Headscratching choice
Headscratching choice ZUMA

-Op-Ed-

PARIS — Several decades of weakness and/or blindness have brought France to where it is today. A deeply divided country, where two camps are facing off with an animosity rarely seen in its recent past. An unhappy France vs. a happy France, a France of privilege vs. a France of exclusion, France from on high vs. France down below. No matter what you call it, the reality boils down to the same conclusion: The nation is split in two.

Those who, in the name of their guilty intellectual comfort, wanted to hide this reality were horrified on the night of the first round of elections. The voters who make up the “circle of reason” (as they call it in the upscale Paris neighborhood of Saint-Germain-des-Prés), that is, those of Emmanuel Macron and of François Fillon, were counted. They made up 44% of the votes. Those of Marine Le Pen, Jean-Luc Mélenchon and Nicolas Dupont-Aignan were also counted, and they, too, made up 44%. A protest vote as worrying as it is historic.

The issue is not to condemn these voters, and even less so to insult them, but rather to give them new reason for hope. In this regard, the remarks made by Macron in Le Figaro last week, “I heard the anger and I will take it into account,” are welcome. Even if, clearly, a lot of real action needs to happen.

The first problem that has to be tackled is the endemic unemployment, a great source of extremist voting, as Francois Hollande’s five-year term as president has so spectacularly demonstrated.

The extent of the anger means forgetting old certainties.

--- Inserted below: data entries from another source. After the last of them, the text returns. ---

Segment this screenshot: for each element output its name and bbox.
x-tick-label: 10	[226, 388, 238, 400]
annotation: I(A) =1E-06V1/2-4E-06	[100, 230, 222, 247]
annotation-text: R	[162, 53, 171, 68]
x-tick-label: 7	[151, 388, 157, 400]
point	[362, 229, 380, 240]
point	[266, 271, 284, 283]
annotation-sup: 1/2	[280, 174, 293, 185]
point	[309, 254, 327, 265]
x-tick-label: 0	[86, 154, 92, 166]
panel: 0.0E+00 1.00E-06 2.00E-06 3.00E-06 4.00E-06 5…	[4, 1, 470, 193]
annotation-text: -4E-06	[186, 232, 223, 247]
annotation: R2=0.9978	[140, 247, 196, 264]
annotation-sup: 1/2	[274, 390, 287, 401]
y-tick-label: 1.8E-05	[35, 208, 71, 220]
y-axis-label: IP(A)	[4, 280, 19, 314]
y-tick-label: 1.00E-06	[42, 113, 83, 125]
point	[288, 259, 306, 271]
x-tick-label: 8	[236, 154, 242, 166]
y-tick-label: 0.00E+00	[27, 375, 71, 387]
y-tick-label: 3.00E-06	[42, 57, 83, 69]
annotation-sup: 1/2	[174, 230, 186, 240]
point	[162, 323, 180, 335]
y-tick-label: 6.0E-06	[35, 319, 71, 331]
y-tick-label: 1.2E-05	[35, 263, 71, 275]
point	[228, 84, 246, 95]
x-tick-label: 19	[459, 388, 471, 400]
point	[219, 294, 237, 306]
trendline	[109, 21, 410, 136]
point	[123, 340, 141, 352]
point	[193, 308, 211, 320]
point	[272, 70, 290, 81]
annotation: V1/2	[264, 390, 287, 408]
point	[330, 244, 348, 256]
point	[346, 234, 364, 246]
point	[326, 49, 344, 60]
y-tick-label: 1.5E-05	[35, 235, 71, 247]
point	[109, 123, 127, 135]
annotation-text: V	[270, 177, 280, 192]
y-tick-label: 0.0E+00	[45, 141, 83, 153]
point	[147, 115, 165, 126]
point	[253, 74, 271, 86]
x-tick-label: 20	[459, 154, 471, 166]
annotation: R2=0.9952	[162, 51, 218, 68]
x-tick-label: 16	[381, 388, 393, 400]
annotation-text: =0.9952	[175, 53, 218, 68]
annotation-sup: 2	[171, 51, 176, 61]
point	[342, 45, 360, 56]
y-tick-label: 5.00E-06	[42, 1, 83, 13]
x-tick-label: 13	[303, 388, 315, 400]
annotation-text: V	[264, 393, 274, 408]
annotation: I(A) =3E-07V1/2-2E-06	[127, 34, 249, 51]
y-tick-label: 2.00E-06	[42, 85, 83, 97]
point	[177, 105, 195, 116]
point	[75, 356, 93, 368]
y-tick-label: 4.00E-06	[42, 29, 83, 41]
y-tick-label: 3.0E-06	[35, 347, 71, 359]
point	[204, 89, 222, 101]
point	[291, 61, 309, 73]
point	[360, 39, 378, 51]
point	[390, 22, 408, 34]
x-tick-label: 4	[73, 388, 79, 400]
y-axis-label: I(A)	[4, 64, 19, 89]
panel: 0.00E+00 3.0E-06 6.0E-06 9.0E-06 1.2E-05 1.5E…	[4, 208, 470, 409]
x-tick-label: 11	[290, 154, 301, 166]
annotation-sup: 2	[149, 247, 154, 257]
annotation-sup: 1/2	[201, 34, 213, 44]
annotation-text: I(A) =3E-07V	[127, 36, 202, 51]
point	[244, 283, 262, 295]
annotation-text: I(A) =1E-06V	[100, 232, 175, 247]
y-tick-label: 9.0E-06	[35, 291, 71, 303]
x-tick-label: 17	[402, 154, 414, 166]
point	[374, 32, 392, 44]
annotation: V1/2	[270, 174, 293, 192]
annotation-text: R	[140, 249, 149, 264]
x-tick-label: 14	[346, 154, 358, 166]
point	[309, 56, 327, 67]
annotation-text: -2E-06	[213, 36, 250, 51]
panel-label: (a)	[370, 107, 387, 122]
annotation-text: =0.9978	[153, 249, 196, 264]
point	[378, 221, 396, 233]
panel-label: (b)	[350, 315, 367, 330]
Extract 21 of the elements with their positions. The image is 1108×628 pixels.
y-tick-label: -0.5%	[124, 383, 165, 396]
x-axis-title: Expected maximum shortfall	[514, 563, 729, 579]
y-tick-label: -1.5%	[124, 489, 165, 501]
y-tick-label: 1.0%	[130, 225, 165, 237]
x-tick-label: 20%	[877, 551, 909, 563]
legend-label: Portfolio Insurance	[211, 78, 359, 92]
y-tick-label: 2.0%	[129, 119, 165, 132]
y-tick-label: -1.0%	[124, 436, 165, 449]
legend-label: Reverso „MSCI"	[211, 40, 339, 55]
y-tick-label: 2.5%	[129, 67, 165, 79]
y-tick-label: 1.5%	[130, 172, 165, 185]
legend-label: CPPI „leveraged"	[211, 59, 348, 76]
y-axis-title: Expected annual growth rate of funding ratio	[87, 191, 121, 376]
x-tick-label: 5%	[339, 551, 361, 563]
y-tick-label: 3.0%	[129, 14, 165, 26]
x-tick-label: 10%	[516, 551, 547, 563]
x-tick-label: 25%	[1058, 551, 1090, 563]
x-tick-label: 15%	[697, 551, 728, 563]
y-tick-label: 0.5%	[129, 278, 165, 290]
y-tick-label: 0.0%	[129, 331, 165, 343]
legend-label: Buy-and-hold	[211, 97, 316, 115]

If he wins on Sunday, Macron will have to break down all the barriers that stand in the way of hiring, which the Left, as it races to turn France into a country with 6.5 million unemployed, calls “social gains.”

But the future president will also have to confront the issues of security and immigration, with which Macron, a former investment banker and minister of the economy, is less familiar.

The extent of the anger expressed in the April 23 first round of voting will force him to grab the bull by the horns — and to forget the old certainty of coexistence cultivated nonchalantly at Socialist Party headquarters on Rue de Solferino.

Those close to Macron often describe their leader as particularly intelligent and audacious. Indeed, an abundance of intelligence and audacity he will need.